The school was old-fashioned in terms of the building. The roof leaked in winter and when the boiler packed up in freezing conditions we were always sent home. The teachers were a kindly bunch. They were mainly elderly, female and white, and did their best to educate children who had been born in Britain but whose language and culture were based elsewhere. There weren’t many white faces among my classmates. Most white families had moved out of Hawesmill long before, not wanting to live next door to ‘Pakis’. Those who did stay put wanted little or nothing to do with us but refused to be ‘forced out’, as they saw it.
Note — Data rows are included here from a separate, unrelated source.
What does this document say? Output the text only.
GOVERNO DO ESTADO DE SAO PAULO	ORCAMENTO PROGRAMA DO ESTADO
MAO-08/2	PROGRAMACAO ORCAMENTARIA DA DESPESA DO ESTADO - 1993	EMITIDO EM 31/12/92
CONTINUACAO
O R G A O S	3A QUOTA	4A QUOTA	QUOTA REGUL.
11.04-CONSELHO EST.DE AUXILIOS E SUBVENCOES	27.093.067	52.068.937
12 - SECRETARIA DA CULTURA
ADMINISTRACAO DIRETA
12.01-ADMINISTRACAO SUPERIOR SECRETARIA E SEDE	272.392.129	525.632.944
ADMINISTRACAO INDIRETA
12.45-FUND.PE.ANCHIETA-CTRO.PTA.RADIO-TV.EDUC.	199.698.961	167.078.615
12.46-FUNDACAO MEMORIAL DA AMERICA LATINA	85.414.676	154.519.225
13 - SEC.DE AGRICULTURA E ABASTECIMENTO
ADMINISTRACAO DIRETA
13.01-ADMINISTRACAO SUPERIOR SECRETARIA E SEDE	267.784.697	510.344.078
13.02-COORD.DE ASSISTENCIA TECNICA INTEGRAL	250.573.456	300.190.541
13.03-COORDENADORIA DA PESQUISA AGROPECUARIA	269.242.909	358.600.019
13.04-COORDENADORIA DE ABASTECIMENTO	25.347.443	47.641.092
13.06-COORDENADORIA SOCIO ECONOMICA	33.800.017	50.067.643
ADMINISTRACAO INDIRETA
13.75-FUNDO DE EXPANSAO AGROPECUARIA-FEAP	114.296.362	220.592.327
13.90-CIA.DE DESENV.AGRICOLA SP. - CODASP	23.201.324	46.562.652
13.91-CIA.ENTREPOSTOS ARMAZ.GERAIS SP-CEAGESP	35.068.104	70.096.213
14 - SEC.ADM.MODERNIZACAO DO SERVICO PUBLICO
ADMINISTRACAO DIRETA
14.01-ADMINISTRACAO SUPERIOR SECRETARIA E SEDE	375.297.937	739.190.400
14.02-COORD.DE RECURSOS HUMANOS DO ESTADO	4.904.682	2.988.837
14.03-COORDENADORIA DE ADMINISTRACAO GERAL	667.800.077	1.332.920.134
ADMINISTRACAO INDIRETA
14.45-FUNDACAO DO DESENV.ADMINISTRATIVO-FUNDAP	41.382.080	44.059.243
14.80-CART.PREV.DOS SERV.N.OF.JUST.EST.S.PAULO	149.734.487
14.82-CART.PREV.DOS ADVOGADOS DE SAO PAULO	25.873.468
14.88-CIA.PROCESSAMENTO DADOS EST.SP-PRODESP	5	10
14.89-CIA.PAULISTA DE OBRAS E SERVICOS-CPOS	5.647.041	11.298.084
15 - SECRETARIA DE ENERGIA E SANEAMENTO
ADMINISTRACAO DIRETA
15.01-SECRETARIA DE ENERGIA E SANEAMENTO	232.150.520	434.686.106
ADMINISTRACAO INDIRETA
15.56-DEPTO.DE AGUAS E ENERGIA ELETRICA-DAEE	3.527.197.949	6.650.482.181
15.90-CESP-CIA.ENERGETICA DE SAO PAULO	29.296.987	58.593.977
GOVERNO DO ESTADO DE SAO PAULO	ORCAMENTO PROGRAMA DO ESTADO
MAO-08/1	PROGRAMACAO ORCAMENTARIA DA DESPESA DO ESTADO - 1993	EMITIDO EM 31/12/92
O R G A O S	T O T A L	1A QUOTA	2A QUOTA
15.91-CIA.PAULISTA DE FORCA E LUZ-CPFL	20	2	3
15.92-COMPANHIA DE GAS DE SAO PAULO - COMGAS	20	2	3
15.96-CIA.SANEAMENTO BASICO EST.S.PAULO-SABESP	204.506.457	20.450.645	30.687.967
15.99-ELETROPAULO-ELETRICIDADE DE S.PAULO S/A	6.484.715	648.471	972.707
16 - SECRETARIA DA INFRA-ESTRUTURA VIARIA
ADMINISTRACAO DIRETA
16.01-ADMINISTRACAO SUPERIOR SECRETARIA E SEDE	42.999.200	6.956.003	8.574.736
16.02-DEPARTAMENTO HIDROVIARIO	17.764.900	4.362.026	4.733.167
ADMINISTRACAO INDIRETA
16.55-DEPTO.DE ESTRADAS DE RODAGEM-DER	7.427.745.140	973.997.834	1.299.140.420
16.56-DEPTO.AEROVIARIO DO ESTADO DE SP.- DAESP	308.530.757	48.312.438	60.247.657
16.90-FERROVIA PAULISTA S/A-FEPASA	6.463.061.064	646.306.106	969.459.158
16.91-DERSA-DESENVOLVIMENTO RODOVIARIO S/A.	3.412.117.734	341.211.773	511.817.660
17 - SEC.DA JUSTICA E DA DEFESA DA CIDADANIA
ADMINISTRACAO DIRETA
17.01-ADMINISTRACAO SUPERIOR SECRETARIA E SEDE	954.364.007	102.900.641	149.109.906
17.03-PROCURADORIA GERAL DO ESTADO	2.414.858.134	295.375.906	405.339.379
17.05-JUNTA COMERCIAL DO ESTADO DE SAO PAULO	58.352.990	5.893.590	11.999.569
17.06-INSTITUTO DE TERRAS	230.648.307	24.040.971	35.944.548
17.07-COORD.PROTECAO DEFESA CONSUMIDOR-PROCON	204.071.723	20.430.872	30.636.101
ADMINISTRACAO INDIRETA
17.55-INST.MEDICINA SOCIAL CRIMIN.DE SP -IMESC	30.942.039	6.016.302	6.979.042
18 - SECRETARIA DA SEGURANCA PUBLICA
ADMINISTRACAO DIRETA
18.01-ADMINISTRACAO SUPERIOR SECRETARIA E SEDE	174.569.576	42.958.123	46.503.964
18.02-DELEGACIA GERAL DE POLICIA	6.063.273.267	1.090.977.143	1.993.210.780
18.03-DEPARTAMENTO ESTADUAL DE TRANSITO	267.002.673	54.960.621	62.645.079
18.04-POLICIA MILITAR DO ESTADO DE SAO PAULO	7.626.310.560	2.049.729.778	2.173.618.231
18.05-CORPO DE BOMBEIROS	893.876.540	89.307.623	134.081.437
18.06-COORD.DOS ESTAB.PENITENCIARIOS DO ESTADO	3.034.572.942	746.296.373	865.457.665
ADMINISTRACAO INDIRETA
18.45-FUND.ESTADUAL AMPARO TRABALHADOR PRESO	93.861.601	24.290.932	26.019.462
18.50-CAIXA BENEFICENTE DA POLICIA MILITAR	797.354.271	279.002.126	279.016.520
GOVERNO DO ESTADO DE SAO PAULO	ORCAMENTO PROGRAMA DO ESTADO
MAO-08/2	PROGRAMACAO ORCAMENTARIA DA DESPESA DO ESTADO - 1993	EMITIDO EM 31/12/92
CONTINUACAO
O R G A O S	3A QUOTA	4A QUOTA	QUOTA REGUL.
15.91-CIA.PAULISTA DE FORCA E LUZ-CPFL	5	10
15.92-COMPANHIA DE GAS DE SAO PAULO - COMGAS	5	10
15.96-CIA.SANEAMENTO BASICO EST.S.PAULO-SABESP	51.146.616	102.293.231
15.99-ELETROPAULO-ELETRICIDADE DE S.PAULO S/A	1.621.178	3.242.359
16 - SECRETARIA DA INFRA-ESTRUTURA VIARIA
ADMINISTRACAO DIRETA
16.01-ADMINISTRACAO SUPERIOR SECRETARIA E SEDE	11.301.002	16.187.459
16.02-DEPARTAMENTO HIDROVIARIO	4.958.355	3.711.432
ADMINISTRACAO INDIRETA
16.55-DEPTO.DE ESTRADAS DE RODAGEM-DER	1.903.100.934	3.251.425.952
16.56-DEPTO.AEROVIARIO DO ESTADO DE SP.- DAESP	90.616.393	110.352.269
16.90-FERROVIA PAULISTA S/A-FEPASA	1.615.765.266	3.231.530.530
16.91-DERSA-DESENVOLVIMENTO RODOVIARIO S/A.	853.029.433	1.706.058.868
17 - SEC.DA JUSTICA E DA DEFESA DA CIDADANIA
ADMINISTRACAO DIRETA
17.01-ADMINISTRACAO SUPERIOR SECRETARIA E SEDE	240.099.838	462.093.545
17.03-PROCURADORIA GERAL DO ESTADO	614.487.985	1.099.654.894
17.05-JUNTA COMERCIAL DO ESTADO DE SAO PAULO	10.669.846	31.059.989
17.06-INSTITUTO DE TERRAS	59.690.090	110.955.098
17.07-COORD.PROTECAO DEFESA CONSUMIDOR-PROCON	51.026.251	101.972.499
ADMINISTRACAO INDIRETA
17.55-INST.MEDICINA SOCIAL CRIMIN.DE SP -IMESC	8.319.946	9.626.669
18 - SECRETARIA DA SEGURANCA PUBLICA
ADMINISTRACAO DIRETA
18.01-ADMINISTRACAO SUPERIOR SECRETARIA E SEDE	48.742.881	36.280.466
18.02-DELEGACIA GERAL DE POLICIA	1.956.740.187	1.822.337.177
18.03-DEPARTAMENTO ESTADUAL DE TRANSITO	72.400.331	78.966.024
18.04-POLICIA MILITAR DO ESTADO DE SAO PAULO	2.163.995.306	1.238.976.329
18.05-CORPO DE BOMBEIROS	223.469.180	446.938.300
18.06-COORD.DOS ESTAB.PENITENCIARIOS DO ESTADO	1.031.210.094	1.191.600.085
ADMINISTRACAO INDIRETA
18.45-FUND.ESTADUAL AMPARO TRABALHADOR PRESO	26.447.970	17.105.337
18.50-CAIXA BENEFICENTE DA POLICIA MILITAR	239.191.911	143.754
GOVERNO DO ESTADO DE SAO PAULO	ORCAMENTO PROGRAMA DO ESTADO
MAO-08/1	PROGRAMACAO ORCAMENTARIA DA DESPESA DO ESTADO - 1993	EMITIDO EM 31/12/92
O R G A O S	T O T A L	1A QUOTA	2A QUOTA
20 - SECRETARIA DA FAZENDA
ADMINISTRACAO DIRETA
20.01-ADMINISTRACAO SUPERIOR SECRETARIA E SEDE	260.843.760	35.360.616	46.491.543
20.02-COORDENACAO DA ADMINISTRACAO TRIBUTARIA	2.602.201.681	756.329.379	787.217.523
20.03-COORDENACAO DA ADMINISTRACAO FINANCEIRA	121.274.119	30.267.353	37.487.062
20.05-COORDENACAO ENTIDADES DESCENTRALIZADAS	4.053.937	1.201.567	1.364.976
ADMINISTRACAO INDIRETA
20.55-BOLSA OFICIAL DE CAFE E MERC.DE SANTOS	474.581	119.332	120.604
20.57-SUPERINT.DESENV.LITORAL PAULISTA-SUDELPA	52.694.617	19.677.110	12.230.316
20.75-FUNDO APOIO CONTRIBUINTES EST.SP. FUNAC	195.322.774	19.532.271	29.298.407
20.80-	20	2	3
I found white people fascinating. We never went into the town and didn’t know any white people, so to be near them in the classroom was very interesting, even if they hardly spoke to me. I wished they would. I would hear Tamam’s taunts about the ‘white mother’ in my head, and wonder what life was like for these kids with white mums and dads. What did they talk about? Where did they go? What did they eat? My curiosity was stirred.

I made some progress at school and still attended the mosque school in Sebastopol Street as well. Abida did her best with us all at home, but she had been raised traditionally and wanted exactly the same for her children. Her girls were all shown how to cook, clean and keep house, and Jasmine was not immune from these chores. I remember coming downstairs one morning to find she’d been up for at least an hour washing the family’s clothes by hand in the sink. She was about seven at the time.

Dad seemed happy enough with the domestic arrangements. He breezed in and out of Hamilton Terrace, usually for meals, between labouring jobs. He loved his food, relishing the oily, traditional Pakistani curries made for him by Abida. He would mop up whatever remained with thick pieces of naan bread, licking his lips as he swallowed down the last of the rice.

‘Mum is a great cook,’ he’d say, as she cleared his plate away. ‘Best food I’ve ever had.’

Abida smiled, delighted that she was making her husband happy. After all, there is no greater honour for a Muslim wife than to serve her husband according to the laws of God.

After his meal, Dad would settle back on the settee in the back room, reading his paper and smoking heavily. I very rarely saw him without a cigarette in his mouth, and the house was thick with the smell of tobacco almost all the time, especially when his male friends came round for a chat and a game of cards, just as they would’ve done back in Tajak.